Their legs and bills are pinkish, while their eyes are blue.
These birds are fine-boned and round. They produce a large amount of meat for this reason and have good carcasses. Their tail is relatively short, but they do have a long wingspan. Their neck is not as arched as it is in some other breeds; instead, it has a far more utilitarian appearance.
These birds in Europe, Australia, and North America are all different, as they have evolved separately from each other. However, they are still part of the same species.
Roman Geese in Europe are the most varied because they have the most significant gene pool.
What Roman Geese are used for depends mainly on their location.
In Europe, these geese have always been used for practical purposes: eggs and meat. They are considered to be intermediate egg layers. They aren’t the absolute best out there, but they lay enough eggs to be useful. When this is combined with their small but meaty carcasses, they are considered some of the most well-rounded breeds out there.
However, in North America, more popular and common breeds fit this role, so these tufted Roman birds are usually only used for ornamental purposes. Therefore, this species has a more prominent tuft in North America than in other parts of the world.
Appearance and Varieties
The most apparent difference in appearance between this goose breed and others is their tuft. The prominence of this trait varies by location. In Europe, the presence of the tuft isn’t typically cared about, so some birds may not even have it at all. However, in North America, these birds are mainly ornamental, so their tufts are often large and quite prominent.
Their feathers are usually entirely white. However, some minor color differences do exist in Europe and Australia. In these areas, birds with greyish feathers may occur. This is primarily because they are used for practical purposes, not cosmetic reasons like in America.
There are no different varieties in this breed besides the differences that exist due to geographic location. However, these do not have different names and are not considered true varieties.
Population & Distribution
For the most part, there are small pockets of bird populations throughout Europe, but they are most common in Italy, where they originated.
That said, this breed is not as common as they once were. Other breeds have pushed them out of practical use in many areas.
For this reason, they are considered a heritage breed. Some conservation efforts are underway, though this breed is not nearly as endangered as some others out there.

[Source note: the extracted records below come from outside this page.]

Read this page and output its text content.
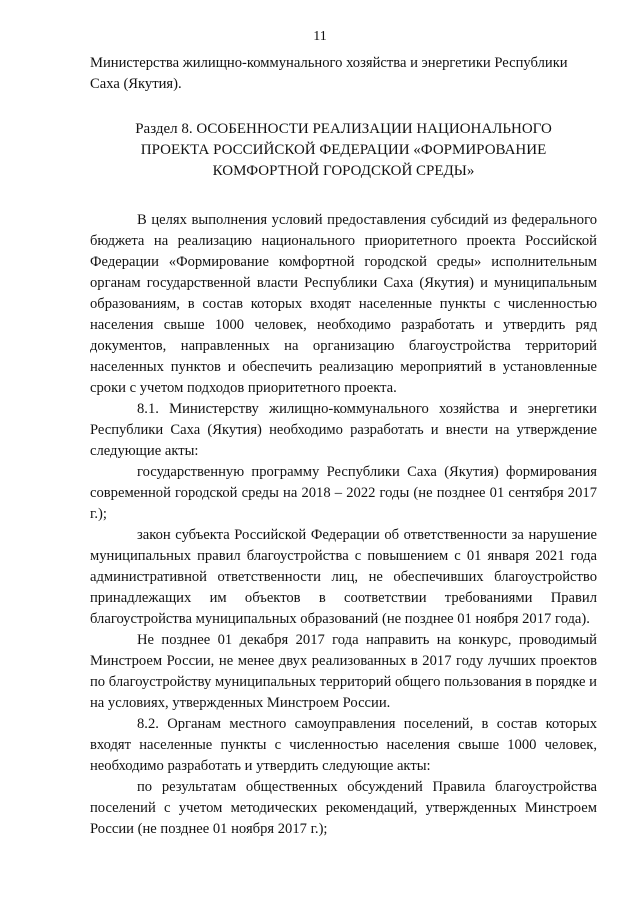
11

Министерства жилищно-коммунального хозяйства и энергетики Республики Саха (Якутия).

Раздел 8. ОСОБЕННОСТИ РЕАЛИЗАЦИИ НАЦИОНАЛЬНОГО
ПРОЕКТА РОССИЙСКОЙ ФЕДЕРАЦИИ «ФОРМИРОВАНИЕ
КОМФОРТНОЙ ГОРОДСКОЙ СРЕДЫ»

В целях выполнения условий предоставления субсидий из федерального бюджета на реализацию национального приоритетного проекта Российской Федерации «Формирование комфортной городской среды» исполнительным органам государственной власти Республики Саха (Якутия) и муниципальным образованиям, в состав которых входят населенные пункты с численностью населения свыше 1000 человек, необходимо разработать и утвердить ряд документов, направленных на организацию благоустройства территорий населенных пунктов и обеспечить реализацию мероприятий в установленные сроки с учетом подходов приоритетного проекта.

8.1. Министерству жилищно-коммунального хозяйства и энергетики Республики Саха (Якутия) необходимо разработать и внести на утверждение следующие акты:

государственную программу Республики Саха (Якутия) формирования современной городской среды на 2018 – 2022 годы (не позднее 01 сентября 2017 г.);

закон субъекта Российской Федерации об ответственности за нарушение муниципальных правил благоустройства с повышением с 01 января 2021 года административной ответственности лиц, не обеспечивших благоустройство принадлежащих им объектов в соответствии требованиями Правил благоустройства муниципальных образований (не позднее 01 ноября 2017 года).

Не позднее 01 декабря 2017 года направить на конкурс, проводимый Минстроем России, не менее двух реализованных в 2017 году лучших проектов по благоустройству муниципальных территорий общего пользования в порядке и на условиях, утвержденных Минстроем России.

8.2. Органам местного самоуправления поселений, в состав которых входят населенные пункты с численностью населения свыше 1000 человек, необходимо разработать и утвердить следующие акты:

по результатам общественных обсуждений Правила благоустройства поселений с учетом методических рекомендаций, утвержденных Минстроем России (не позднее 01 ноября 2017 г.);
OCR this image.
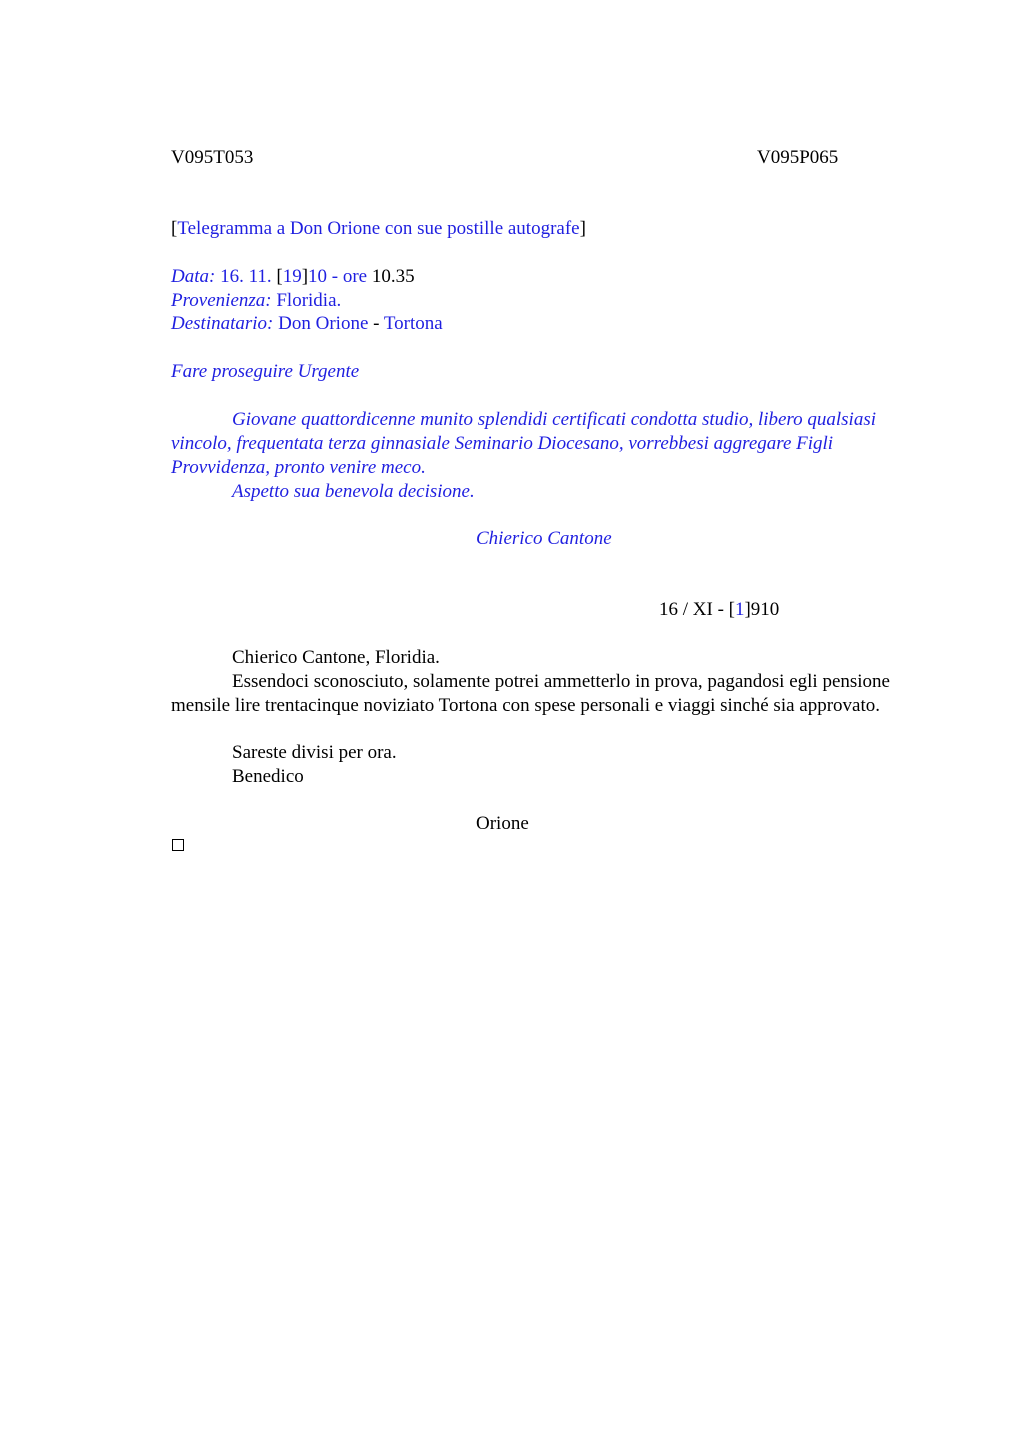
V095T053	V095P065
[Telegramma a Don Orione con sue postille autografe]
Data: 16. 11. [19]10 - ore 10.35
Provenienza: Floridia.
Destinatario: Don Orione - Tortona
Fare proseguire Urgente

Giovane quattordicenne munito splendidi certificati condotta studio, libero qualsiasi vincolo, frequentata terza ginnasiale Seminario Diocesano, vorrebbesi aggregare Figli Provvidenza, pronto venire meco.

Aspetto sua benevola decisione.
Chierico Cantone
16 / XI - [1]910
Chierico Cantone, Floridia.

Essendoci sconosciuto, solamente potrei ammetterlo in prova, pagandosi egli pensione mensile lire trentacinque noviziato Tortona con spese personali e viaggi sinché sia approvato.

Sareste divisi per ora.
Benedico
Orione
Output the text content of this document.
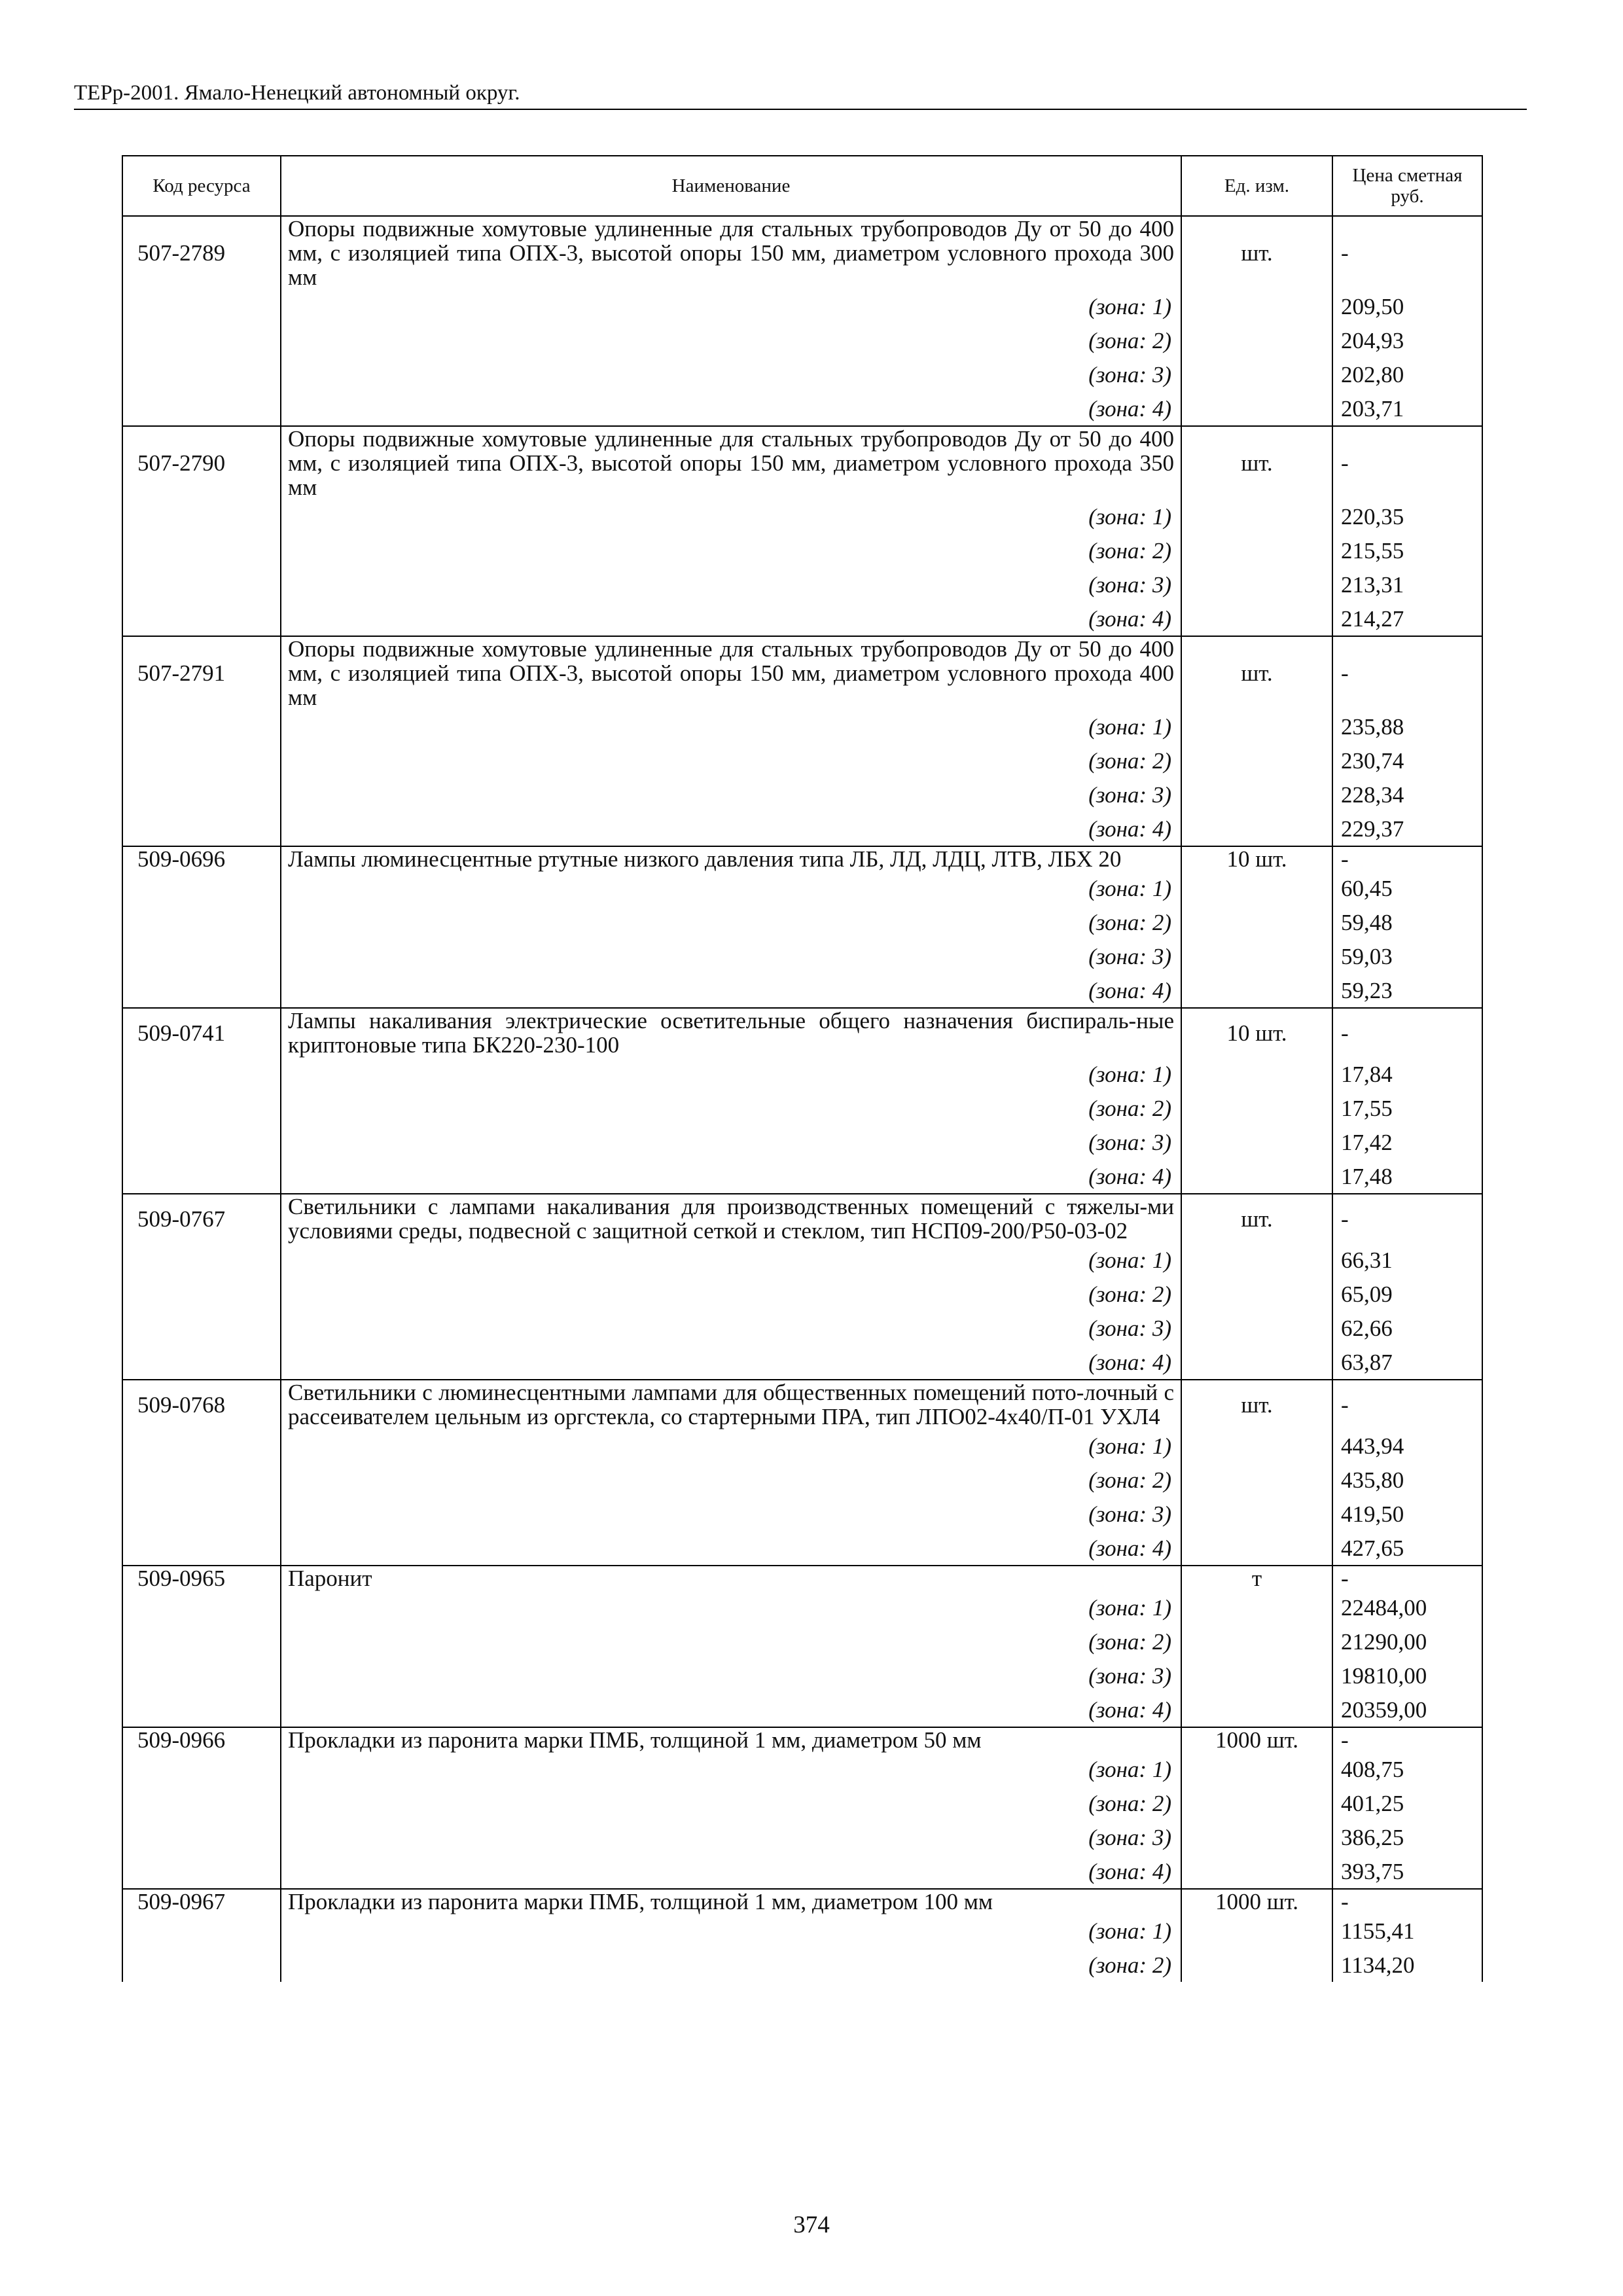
ТЕРр-2001. Ямало-Ненецкий автономный округ.
Код ресурса	Наименование	Ед. изм.	Цена сметная руб.
507-2789	Опоры подвижные хомутовые удлиненные для стальных трубопроводов Ду от 50 до 400 мм, с изоляцией типа ОПХ-3, высотой опоры 150 мм, диаметром условного прохода 300 мм	шт.	-
	(зона: 1)		209,50
	(зона: 2)		204,93
	(зона: 3)		202,80
	(зона: 4)		203,71
507-2790	Опоры подвижные хомутовые удлиненные для стальных трубопроводов Ду от 50 до 400 мм, с изоляцией типа ОПХ-3, высотой опоры 150 мм, диаметром условного прохода 350 мм	шт.	-
	(зона: 1)		220,35
	(зона: 2)		215,55
	(зона: 3)		213,31
	(зона: 4)		214,27
507-2791	Опоры подвижные хомутовые удлиненные для стальных трубопроводов Ду от 50 до 400 мм, с изоляцией типа ОПХ-3, высотой опоры 150 мм, диаметром условного прохода 400 мм	шт.	-
	(зона: 1)		235,88
	(зона: 2)		230,74
	(зона: 3)		228,34
	(зона: 4)		229,37
509-0696	Лампы люминесцентные ртутные низкого давления типа ЛБ, ЛД, ЛДЦ, ЛТВ, ЛБХ 20	10 шт.	-
	(зона: 1)		60,45
	(зона: 2)		59,48
	(зона: 3)		59,03
	(зона: 4)		59,23
509-0741	Лампы накаливания электрические осветительные общего назначения биспираль-ные криптоновые типа БК220-230-100	10 шт.	-
	(зона: 1)		17,84
	(зона: 2)		17,55
	(зона: 3)		17,42
	(зона: 4)		17,48
509-0767	Светильники с лампами накаливания для производственных помещений с тяжелы-ми условиями среды, подвесной с защитной сеткой и стеклом, тип НСП09-200/Р50-03-02	шт.	-
	(зона: 1)		66,31
	(зона: 2)		65,09
	(зона: 3)		62,66
	(зона: 4)		63,87
509-0768	Светильники с люминесцентными лампами для общественных помещений пото-лочный с рассеивателем цельным из оргстекла, со стартерными ПРА, тип ЛПО02-4х40/П-01 УХЛ4	шт.	-
	(зона: 1)		443,94
	(зона: 2)		435,80
	(зона: 3)		419,50
	(зона: 4)		427,65
509-0965	Паронит	т	-
	(зона: 1)		22484,00
	(зона: 2)		21290,00
	(зона: 3)		19810,00
	(зона: 4)		20359,00
509-0966	Прокладки из паронита марки ПМБ, толщиной 1 мм, диаметром 50 мм	1000 шт.	-
	(зона: 1)		408,75
	(зона: 2)		401,25
	(зона: 3)		386,25
	(зона: 4)		393,75
509-0967	Прокладки из паронита марки ПМБ, толщиной 1 мм, диаметром 100 мм	1000 шт.	-
	(зона: 1)		1155,41
	(зона: 2)		1134,20
374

Still, they are considered “critical” by the Livestock Conservatory.
Are Roman Geese Good for Small-Scale Farming?
These birds can be great for small-scale farming if you can find them. They are utilized equally for their meat and eggs, making them a good choice if you only want to raise one breed. They also grow relatively quickly and don’t require much care, making them easy to handle on small farms.
They can also work as “alert geese.” They are aware of their surroundings and can be quite loud. If something is wrong, they will let you know.
They are calm and gentle, so they won’t chase smaller animals like some other geese out there will. However, some ganders can be aggressive, especially when around females.
Despite their small size, this breed does produce a plump roasting bird. You’ll get about 25 to 35 eggs per female a year.
If you are in America, be careful when selecting birds. Due to the smaller gene pool, these birds are sometimes unhealthy. Be sure to choose birds that are not deformed and that are free from genetic defects. Care should be taken to keep your flock genetically diverse by regularly introducing new birds.